23 - Keluh Kesah

2.9K 277 53
                                    

Menyerah adalah keputusan Vania saat ini, dia membenturkan kepalanya di kemudi mobil dan mendesah pelan, merutuki bahwa apa yang dia lakukan sejak tadi tidak membuahkan hasil sama sekali, Delvin jelas tidak akan peduli dengan semua sikap yang Vania berikan kepadanya, berharap bahwa cowok itu akan cemburu jika Vania memilih berjalan dan mengalun mesra bersama Bima tadi. Sesungguhnya itu hal konyol karna pada dasarnya Delvin sama sekali tidak memusingkannya cowok itu bahkan kelihatan biasa-biasa saja, tidak mengejar Vania ataupun meminta penjelasan.

Betapa mirisnya Vania, menyukai cowok yang jelas tidak menyukainya.

"Vania udahlah jangan murung gitu, lo kelihatan kayak nggak punya semangat hidup." Bela yang duduk di samping kemudi mobil mengangkat tangannya untuk mengusap belakang punggung Vania, berharap cewek itu bisa sedikit melupakan suasana hatinya yang kelam dan segera menjalankan mobil keluar dari sekolah.

"Iya mending gue mati aja deh, udah nggak sanggup hidup gue."

Gumaman Vania membuat Bela yang awalnya mengelus punggungnya berganti menjadi satu pukulan kuat hingg Vania maringis dan mendudukan posisinya normal. "Sadar di dunia ini cowok bukan hanya Delvin."

Vania cemberut. "Lo mukulnya sakit!" lalu dia melanjutkan dengan wajah di tekuk "tapi lebih sakit hati gue yang lagi hancur."

"Terlebay." Adel yang duduk di kursi belakang mengomentari dengan kerlingan mata malas.

"Jadi gini yah rasanya suka sama orang yang jelas-jelas nggak suka sama gue." dia terdiam sesaat dengan kondisi mata yang sudah berkaca-kaca. "ternyata benar kata Alex, karma itu ada."

Pandangan Bela menyenduh. "Vania."

"Berarti selama ini orang yang gue pacarin dengan cara main-main juga ngerasain hal yang sama, atau mungkin lebih sakit dari hal ini, gimana pun mereka pasti benci sama gue, iyakan?"

"Vania lo nggak boleh mikir kayak gitu." Adel yang semulanya tengah memainkan ponselnya dengan seru secara mendadak meninggalkan aktivitasnya dan beralih menenangkan Vania.
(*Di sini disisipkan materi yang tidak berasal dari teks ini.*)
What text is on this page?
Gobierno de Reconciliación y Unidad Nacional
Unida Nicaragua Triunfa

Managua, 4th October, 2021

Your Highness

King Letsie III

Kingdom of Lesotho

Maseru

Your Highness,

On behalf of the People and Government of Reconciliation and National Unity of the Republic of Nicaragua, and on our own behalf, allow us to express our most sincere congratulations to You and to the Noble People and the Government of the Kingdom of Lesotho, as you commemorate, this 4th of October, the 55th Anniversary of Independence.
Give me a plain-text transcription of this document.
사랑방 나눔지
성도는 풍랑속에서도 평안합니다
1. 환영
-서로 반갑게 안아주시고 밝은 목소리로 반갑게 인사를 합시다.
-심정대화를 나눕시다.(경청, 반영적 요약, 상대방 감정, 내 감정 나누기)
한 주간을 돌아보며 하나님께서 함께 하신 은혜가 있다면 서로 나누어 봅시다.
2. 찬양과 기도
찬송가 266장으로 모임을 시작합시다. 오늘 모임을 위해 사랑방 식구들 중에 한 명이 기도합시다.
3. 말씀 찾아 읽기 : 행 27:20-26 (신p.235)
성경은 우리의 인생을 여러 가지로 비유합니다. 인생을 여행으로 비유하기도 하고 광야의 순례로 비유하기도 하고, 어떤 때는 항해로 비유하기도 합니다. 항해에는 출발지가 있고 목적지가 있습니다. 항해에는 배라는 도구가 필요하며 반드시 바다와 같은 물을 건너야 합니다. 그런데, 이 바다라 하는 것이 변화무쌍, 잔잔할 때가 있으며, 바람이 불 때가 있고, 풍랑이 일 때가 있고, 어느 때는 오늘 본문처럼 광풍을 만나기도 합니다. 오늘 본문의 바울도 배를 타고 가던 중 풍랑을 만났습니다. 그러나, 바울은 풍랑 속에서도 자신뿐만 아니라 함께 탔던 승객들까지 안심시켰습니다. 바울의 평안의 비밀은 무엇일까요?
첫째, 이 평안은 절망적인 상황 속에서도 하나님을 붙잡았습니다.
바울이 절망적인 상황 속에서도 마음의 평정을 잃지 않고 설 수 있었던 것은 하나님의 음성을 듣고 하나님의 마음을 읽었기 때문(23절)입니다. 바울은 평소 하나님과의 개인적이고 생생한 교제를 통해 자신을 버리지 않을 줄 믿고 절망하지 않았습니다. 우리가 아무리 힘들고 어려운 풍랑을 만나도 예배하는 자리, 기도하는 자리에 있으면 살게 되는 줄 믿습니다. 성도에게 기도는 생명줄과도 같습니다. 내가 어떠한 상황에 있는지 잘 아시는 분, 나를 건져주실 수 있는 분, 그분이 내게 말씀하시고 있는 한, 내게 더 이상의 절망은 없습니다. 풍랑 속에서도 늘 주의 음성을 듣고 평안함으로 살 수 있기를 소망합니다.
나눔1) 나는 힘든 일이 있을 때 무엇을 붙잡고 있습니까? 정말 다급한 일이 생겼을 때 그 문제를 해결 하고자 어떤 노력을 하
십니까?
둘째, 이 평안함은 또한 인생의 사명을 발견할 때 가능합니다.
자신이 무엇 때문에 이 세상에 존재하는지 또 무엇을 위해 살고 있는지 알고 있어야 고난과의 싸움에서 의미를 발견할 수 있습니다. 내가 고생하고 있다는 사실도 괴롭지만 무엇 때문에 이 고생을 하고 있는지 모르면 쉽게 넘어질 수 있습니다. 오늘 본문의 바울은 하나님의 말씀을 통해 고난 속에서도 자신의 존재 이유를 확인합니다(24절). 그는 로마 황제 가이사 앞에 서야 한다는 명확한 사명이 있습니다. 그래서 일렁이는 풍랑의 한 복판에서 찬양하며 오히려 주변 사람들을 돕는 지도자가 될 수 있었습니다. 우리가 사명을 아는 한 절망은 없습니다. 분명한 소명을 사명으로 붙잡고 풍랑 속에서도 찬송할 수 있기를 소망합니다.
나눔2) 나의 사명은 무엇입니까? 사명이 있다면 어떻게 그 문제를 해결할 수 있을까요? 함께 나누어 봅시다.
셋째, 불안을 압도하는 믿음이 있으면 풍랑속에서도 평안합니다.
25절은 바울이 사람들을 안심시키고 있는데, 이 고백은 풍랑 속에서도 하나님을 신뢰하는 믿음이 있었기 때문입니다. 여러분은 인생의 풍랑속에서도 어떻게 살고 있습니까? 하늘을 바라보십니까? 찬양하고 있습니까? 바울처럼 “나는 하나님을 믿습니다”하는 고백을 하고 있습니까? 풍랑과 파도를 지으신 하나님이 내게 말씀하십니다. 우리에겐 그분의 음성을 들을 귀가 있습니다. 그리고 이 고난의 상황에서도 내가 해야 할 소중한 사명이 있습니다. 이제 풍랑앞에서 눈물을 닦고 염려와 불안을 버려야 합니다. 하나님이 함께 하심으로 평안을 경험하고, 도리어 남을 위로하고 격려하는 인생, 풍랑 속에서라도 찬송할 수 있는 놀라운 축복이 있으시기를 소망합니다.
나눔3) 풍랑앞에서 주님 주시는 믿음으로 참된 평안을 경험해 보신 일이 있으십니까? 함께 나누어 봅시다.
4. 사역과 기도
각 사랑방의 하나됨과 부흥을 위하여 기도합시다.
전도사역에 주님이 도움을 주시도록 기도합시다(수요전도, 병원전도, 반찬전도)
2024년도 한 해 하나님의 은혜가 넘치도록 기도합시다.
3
"Ya, gue emang jahat nggak heran kalau gue pantas nerima hal kayak gini." Lalu dia menutupi seluruh wajahnya dengan kedua tangan, terisak hingga tubuhnya ikut tergetar.

Bela yang duduk dekat dengan Vania, menarik cewek itu ke dalam dekapan dan mengelus punggungnya pelan. "Vania udah, jangan nangis."

Adel ikut menenangkan dengan mengelus pundak Vania. "Iya Vania, jangan sedih dong, kan kita jadi sedih juga kalau lihat lo nangis kayak gini."

Vania menarik dirinya dari pelukan Bela kemudian duduk dengan normal sembari menarik beberapa lembar tisu yang terletak di atas dashboard "Sialan gue nangis gara-gara cowok huh." ini kali pertama, seingatnya begitu.

"Vania coba deh lo ajak Delvin bicara berdua, terus terang tentang semua perasaan lo ke dia, mungkin dengan begitu dia bisa tau perasan dan keadaan lo sekarang."

Vania menggeleng ke arah Adel. "Percuma."

"Percuma karna lo belum pernah nyoba Vania."

"Emang apa yang bisa gue harapkan dari dia selain dia yang hanya bisa ngasih rasa sakit ke gue."

Bela memegang kedua pundak Vania lalu menatapnya seolah memberikan dukungan. "Jangan pernah nyerah Van, kita selalu ada buat kamu kok."

Lalu Adel menyambung. "and Vania that we know will not give up easily."

"Kok kesannya kayak gue mau naik gunung everest terus kemungkinan besar nggak bakal bisa balik gitu yah sampai lo berdua ngasih dukungan selebay dan sedalam ini, dan sejak kapan juga lo berdua jago bahasa inggris? By the way kalian berdua yang gue kenal nggak sepintar itu."